I'm taking a class on survey sampling and I have some problem understanding the R implementation of simple random sampling (SRS). Please look at this piece of code:
library(survey)
data(api)
N <- nrow(apipop)
srs_design <- svydesign(id=~1, fpc=~fpc, data=apisrs)
a <- svymean(~api00+api99+I(api00^2)+I(api99^2), srs_design)
a
# mean SE
# api00 656.59 9.2497
# api99 624.68 9.5003
svycontrast(a, quote(api00 - api99))
# nlcon SE
# contrast 31.9 2.0905
I have no idea how the standard error of the estimation of api00 - api99
is computed. In other words, I don't know which formula svycontrast(a, quote(api00 - api99))
is estimating, $\hat{\overline{api00}} - \hat{\overline{api99}}$ or $\hat{\overline{api00 - api99}}$?

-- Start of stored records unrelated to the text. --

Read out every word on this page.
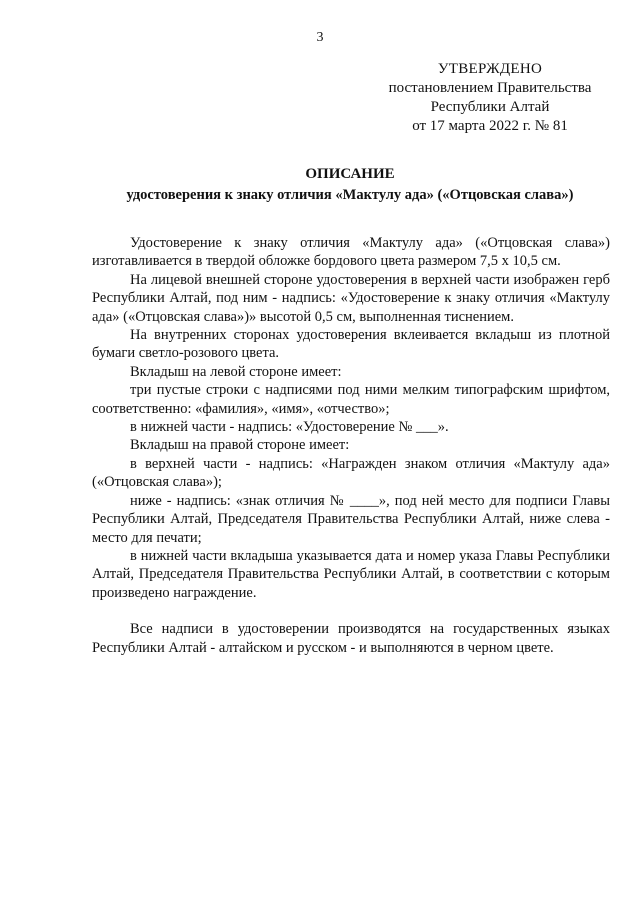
3
УТВЕРЖДЕНО
постановлением Правительства
Республики Алтай
от 17 марта 2022 г. № 81
ОПИСАНИЕ
удостоверения к знаку отличия «Мактулу ада» («Отцовская слава»)

Удостоверение к знаку отличия «Мактулу ада» («Отцовская слава») изготавливается в твердой обложке бордового цвета размером 7,5 х 10,5 см.

На лицевой внешней стороне удостоверения в верхней части изображен герб Республики Алтай, под ним - надпись: «Удостоверение к знаку отличия «Мактулу ада» («Отцовская слава»)» высотой 0,5 см, выполненная тиснением.

На внутренних сторонах удостоверения вклеивается вкладыш из плотной бумаги светло-розового цвета.

Вкладыш на левой стороне имеет:

три пустые строки с надписями под ними мелким типографским шрифтом, соответственно: «фамилия», «имя», «отчество»;

в нижней части - надпись: «Удостоверение № ___».

Вкладыш на правой стороне имеет:

в верхней части - надпись: «Награжден знаком отличия «Мактулу ада» («Отцовская слава»);

ниже - надпись: «знак отличия № ____», под ней место для подписи Главы Республики Алтай, Председателя Правительства Республики Алтай, ниже слева - место для печати;

в нижней части вкладыша указывается дата и номер указа Главы Республики Алтай, Председателя Правительства Республики Алтай, в соответствии с которым произведено награждение.

Все надписи в удостоверении производятся на государственных языках Республики Алтай - алтайском и русском - и выполняются в черном цвете.
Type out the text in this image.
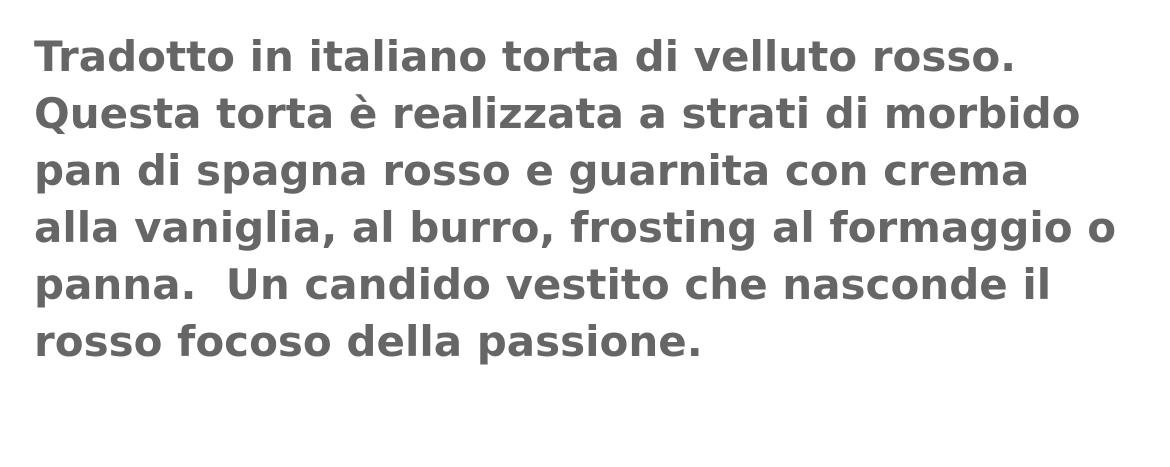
Tradotto in italiano torta di velluto rosso.
Questa torta è realizzata a strati di morbido
pan di spagna rosso e guarnita con crema
alla vaniglia, al burro, frosting al formaggio o
panna.  Un candido vestito che nasconde il
rosso focoso della passione.
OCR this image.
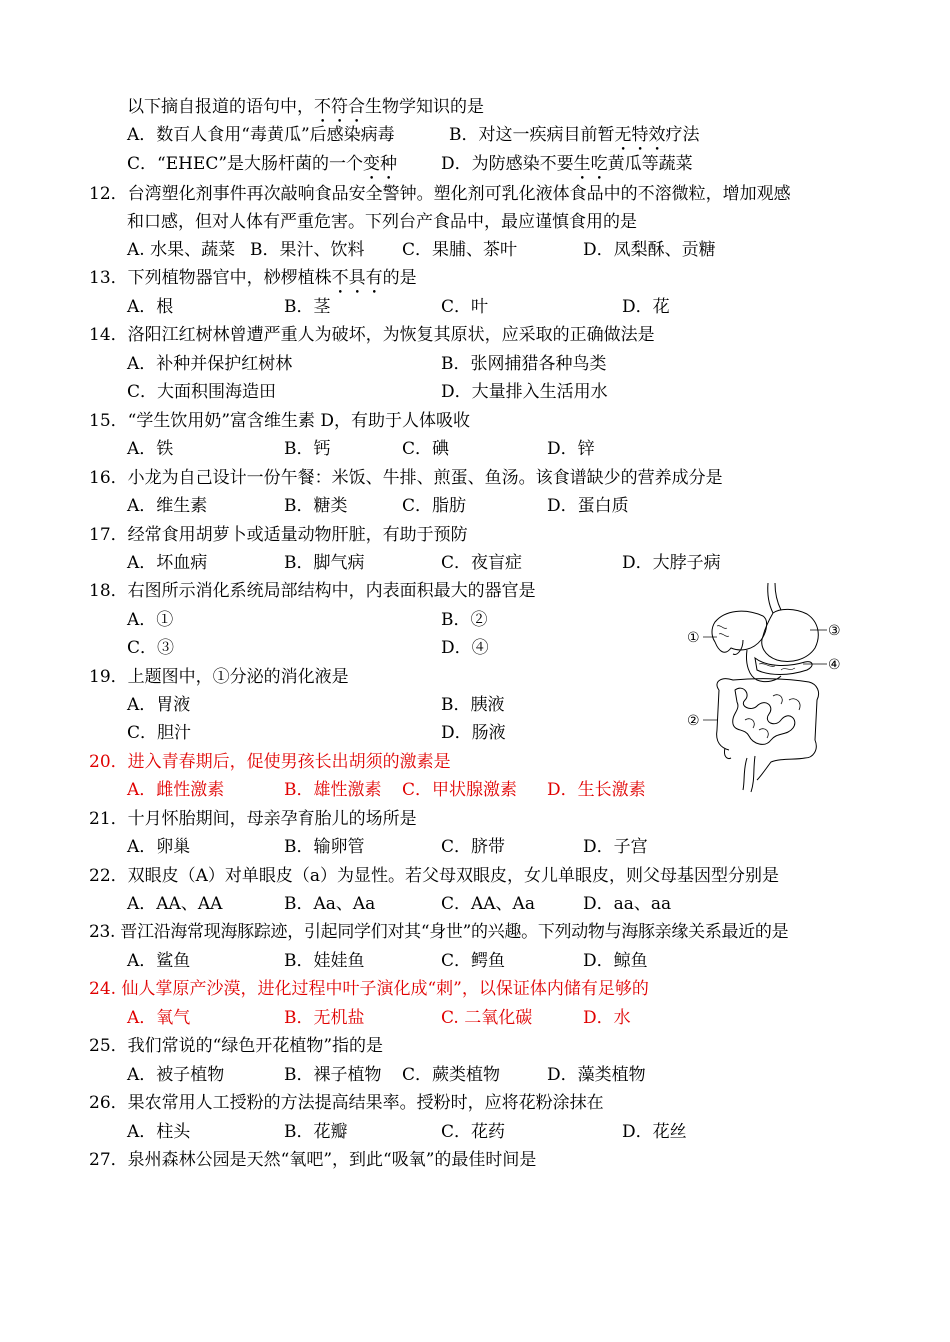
以下摘自报道的语句中，不符合生物学知识的是
A．数百人食用“毒黄瓜”后感染病毒	B．对这一疾病目前暂无特效疗法
C．“EHEC”是大肠杆菌的一个变种	D．为防感染不要生吃黄瓜等蔬菜
12．台湾塑化剂事件再次敲响食品安全警钟。塑化剂可乳化液体食品中的不溶微粒，增加观感
和口感，但对人体有严重危害。下列台产食品中，最应谨慎食用的是
A. 水果、蔬菜 B．果汁、饮料 C．果脯、茶叶	D．凤梨酥、贡糖
13．下列植物器官中，桫椤植株不具有的是
A．根	B．茎	C．叶	D．花
14．洛阳江红树林曾遭严重人为破坏，为恢复其原状，应采取的正确做法是
A．补种并保护红树林	B．张网捕猎各种鸟类
C．大面积围海造田	D．大量排入生活用水
15．“学生饮用奶”富含维生素 D，有助于人体吸收
A．铁	B．钙	C．碘	D．锌
16．小龙为自己设计一份午餐：米饭、牛排、煎蛋、鱼汤。该食谱缺少的营养成分是
A．维生素	B．糖类	C．脂肪	D．蛋白质
17．经常食用胡萝卜或适量动物肝脏，有助于预防
A．坏血病	B．脚气病	C．夜盲症	D．大脖子病
18．右图所示消化系统局部结构中，内表面积最大的器官是
A．①	B．②
C．③	D．④
19．上题图中，①分泌的消化液是
A．胃液	B．胰液
C．胆汁	D．肠液
20．进入青春期后，促使男孩长出胡须的激素是
A．雌性激素	B．雄性激素 C．甲状腺激素 D．生长激素
21．十月怀胎期间，母亲孕育胎儿的场所是
A．卵巢	B．输卵管	C．脐带	D．子宫
22．双眼皮（A）对单眼皮（a）为显性。若父母双眼皮，女儿单眼皮，则父母基因型分别是
A．AA、AA	B．Aa、Aa	C．AA、Aa	D．aa、aa
23. 晋江沿海常现海豚踪迹，引起同学们对其“身世”的兴趣。下列动物与海豚亲缘关系最近的是
A．鲨鱼	B．娃娃鱼	C．鳄鱼	D．鲸鱼
24. 仙人掌原产沙漠，进化过程中叶子演化成“刺”，以保证体内储有足够的
A．氧气	B．无机盐	C. 二氧化碳	D．水
25．我们常说的“绿色开花植物”指的是
A．被子植物	B．裸子植物 C．蕨类植物	D．藻类植物
26．果农常用人工授粉的方法提高结果率。授粉时，应将花粉涂抹在
A．柱头	B．花瓣	C．花药	D．花丝
27．泉州森林公园是天然“氧吧”，到此“吸氧”的最佳时间是
①	③
④
②
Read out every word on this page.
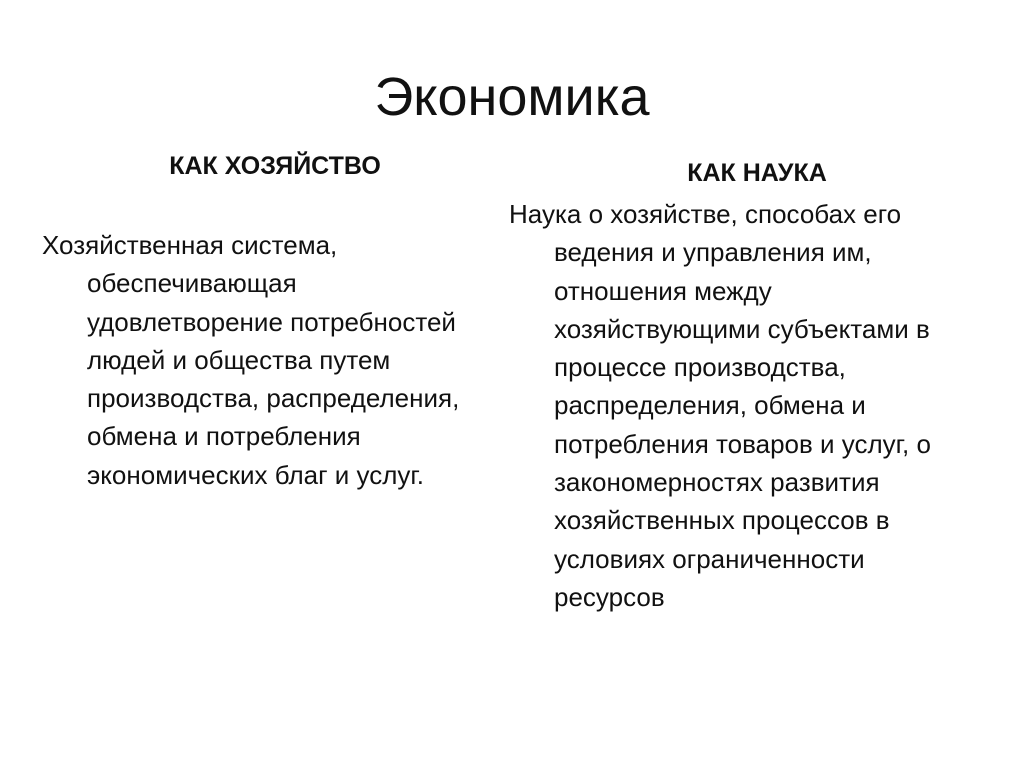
Экономика
КАК ХОЗЯЙСТВО

Хозяйственная система, обеспечивающая удовлетворение потребностей людей и общества путем производства, распределения, обмена и потребления экономических благ и услуг.

КАК НАУКА

Наука о хозяйстве, способах его ведения и управления им, отношения между хозяйствующими субъектами в процессе производства, распределения, обмена и потребления товаров и услуг, о закономерностях развития хозяйственных процессов в условиях ограниченности ресурсов
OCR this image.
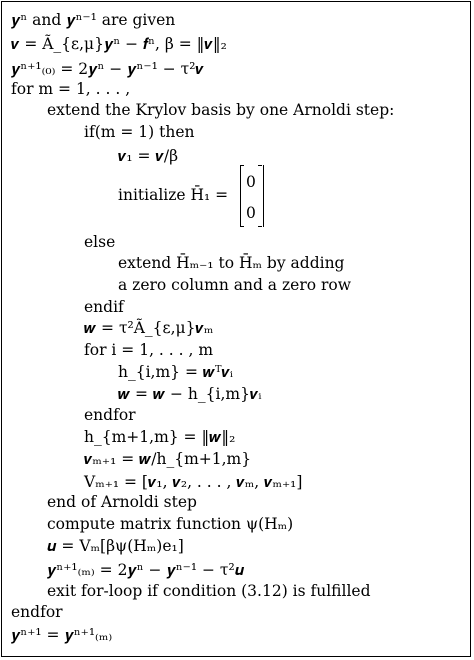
𝒚ⁿ and 𝒚ⁿ⁻¹ are given
𝒗 = Ã_{ε,μ}𝒚ⁿ − 𝒇ⁿ, β = ‖𝒗‖₂
𝒚ⁿ⁺¹₍₀₎ = 2𝒚ⁿ − 𝒚ⁿ⁻¹ − τ²𝒗
for m = 1, . . . ,
extend the Krylov basis by one Arnoldi step:
if(m = 1) then
𝒗₁ = 𝒗/β
initialize H̄₁ =
0
0
else
extend H̄ₘ₋₁ to H̄ₘ by adding
a zero column and a zero row
endif
𝒘 = τ²Ã_{ε,μ}𝒗ₘ
for i = 1, . . . , m
h_{i,m} = 𝒘ᵀ𝒗ᵢ
𝒘 = 𝒘 − h_{i,m}𝒗ᵢ
endfor
h_{m+1,m} = ‖𝒘‖₂
𝒗ₘ₊₁ = 𝒘/h_{m+1,m}
Vₘ₊₁ = [𝒗₁, 𝒗₂, . . . , 𝒗ₘ, 𝒗ₘ₊₁]
end of Arnoldi step
compute matrix function ψ(Hₘ)
𝒖 = Vₘ[βψ(Hₘ)e₁]
𝒚ⁿ⁺¹₍ₘ₎ = 2𝒚ⁿ − 𝒚ⁿ⁻¹ − τ²𝒖
exit for-loop if condition (3.12) is fulfilled
endfor
𝒚ⁿ⁺¹ = 𝒚ⁿ⁺¹₍ₘ₎
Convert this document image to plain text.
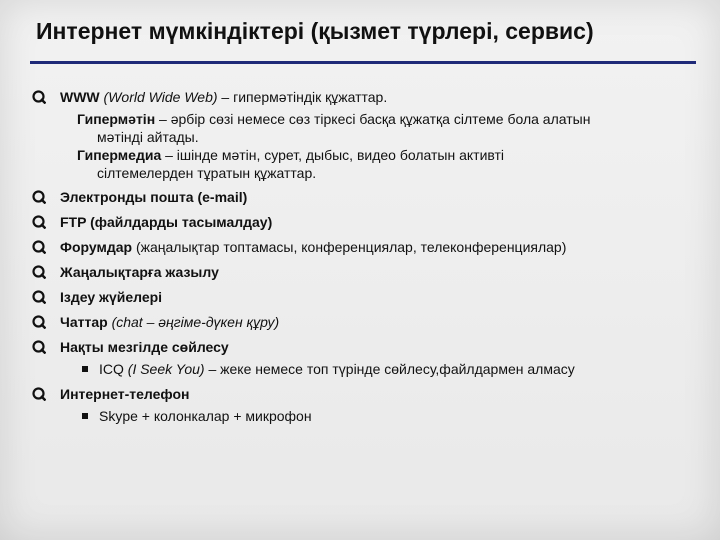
Интернет мүмкіндіктері (қызмет түрлері, сервис)
WWW (World Wide Web) – гипермәтіндік құжаттар.
Гипермәтін – әрбір сөзі немесе сөз тіркесі басқа құжатқа сілтеме бола алатын
мәтінді айтады.
Гипермедиа – ішінде мәтін, сурет, дыбыс, видео болатын активті
сілтемелерден тұратын құжаттар.
Электронды пошта (e-mail)
FTP (файлдарды тасымалдау)
Форумдар (жаңалықтар топтамасы, конференциялар, телеконференциялар)
Жаңалықтарға жазылу
Іздеу жүйелері
Чаттар (chat – әңгіме-дүкен құру)
Нақты мезгілде сөйлесу
ICQ (I Seek You) – жеке немесе топ түрінде сөйлесу,файлдармен алмасу
Интернет-телефон
Skype + колонкалар + микрофон
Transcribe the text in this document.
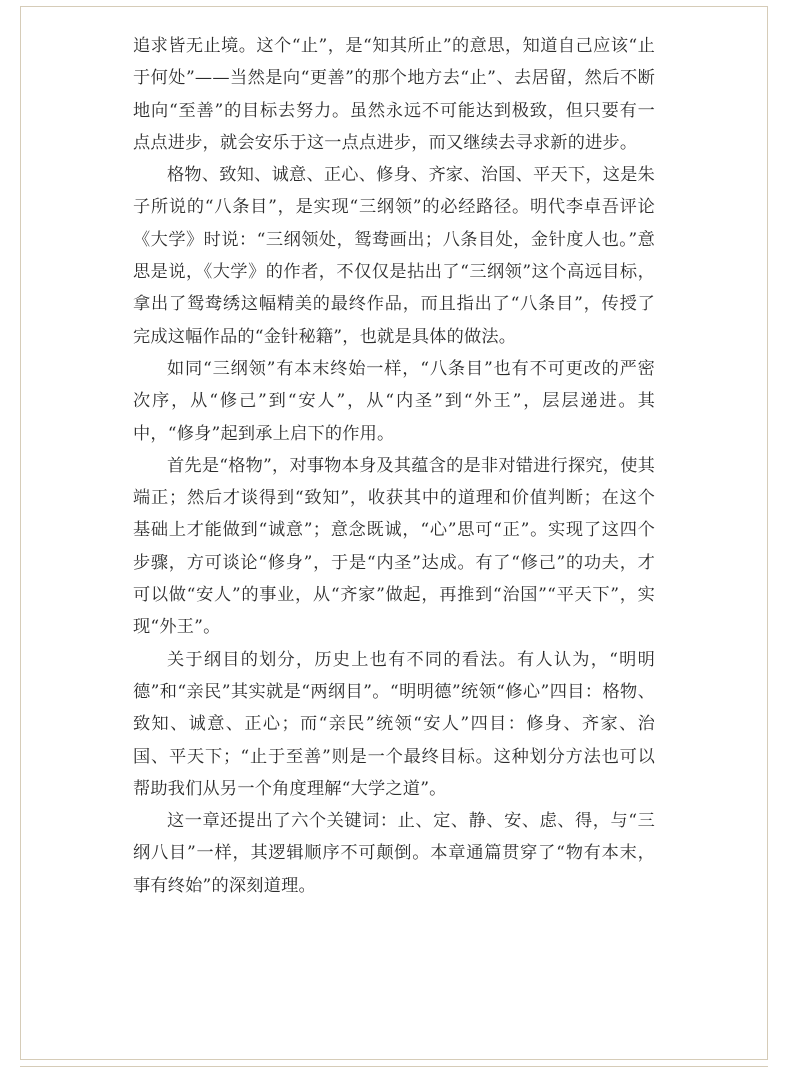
追求皆无止境。这个“止”，是“知其所止”的意思，知道自己应该“止于何处”——当然是向“更善”的那个地方去“止”、去居留，然后不断地向“至善”的目标去努力。虽然永远不可能达到极致，但只要有一点点进步，就会安乐于这一点点进步，而又继续去寻求新的进步。

格物、致知、诚意、正心、修身、齐家、治国、平天下，这是朱子所说的“八条目”，是实现“三纲领”的必经路径。明代李卓吾评论《大学》时说：“三纲领处，鸳鸯画出；八条目处，金针度人也。”意思是说，《大学》的作者，不仅仅是拈出了“三纲领”这个高远目标，拿出了鸳鸯绣这幅精美的最终作品，而且指出了“八条目”，传授了完成这幅作品的“金针秘籍”，也就是具体的做法。

如同“三纲领”有本末终始一样，“八条目”也有不可更改的严密次序，从“修己”到“安人”，从“内圣”到“外王”，层层递进。其中，“修身”起到承上启下的作用。

首先是“格物”，对事物本身及其蕴含的是非对错进行探究，使其端正；然后才谈得到“致知”，收获其中的道理和价值判断；在这个基础上才能做到“诚意”；意念既诚，“心”思可“正”。实现了这四个步骤，方可谈论“修身”，于是“内圣”达成。有了“修己”的功夫，才可以做“安人”的事业，从“齐家”做起，再推到“治国”“平天下”，实现“外王”。

关于纲目的划分，历史上也有不同的看法。有人认为，“明明德”和“亲民”其实就是“两纲目”。“明明德”统领“修心”四目：格物、致知、诚意、正心；而“亲民”统领“安人”四目：修身、齐家、治国、平天下；“止于至善”则是一个最终目标。这种划分方法也可以帮助我们从另一个角度理解“大学之道”。

这一章还提出了六个关键词：止、定、静、安、虑、得，与“三纲八目”一样，其逻辑顺序不可颠倒。本章通篇贯穿了“物有本末，事有终始”的深刻道理。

Here is my effort in answering this question:
After some searching, I came up with an idea: svycontrast
constructes a new random variable before computing the value. Say, there are two random variables in interest, $X$ and $Y$. To estimate $X - Y$, it'll construct a new random variable by letting $Z = X - Y$ and $z_i = x_i - y_i$ for each observation, so that it can estimate $Z$ by averaging $z_i$, which is a SRS sample of $Z$.
But if I'm right, why is the following expression giving different results? Averaging $z_i = x_i^2 - y_i^2$ should give me the same estimation, but they are different.
svycontrast(a, quote(api00^2 - api99^2))
# nlcon SE
# contrast 40872 2672.7
svycontrast(a, quote(`I(api00^2)` - `I(api99^2)`))
# nlcon SE
# contrast 39906 2589.1
In this case, which formula is being estimated?
- $\hat{\overline{api00}^2} - \hat{\overline{api99}^2}$, or
- $\hat{\overline{api00^2}} - \hat{\overline{api99^2}}$, or
- $\hat{\overline{api00^2 - api99^2}}$, or
- something else?
To sum up, my question is: how does svycontrast(stat, contrasts, ...)
perform estimations on contrasts
, and which formula is it estimating?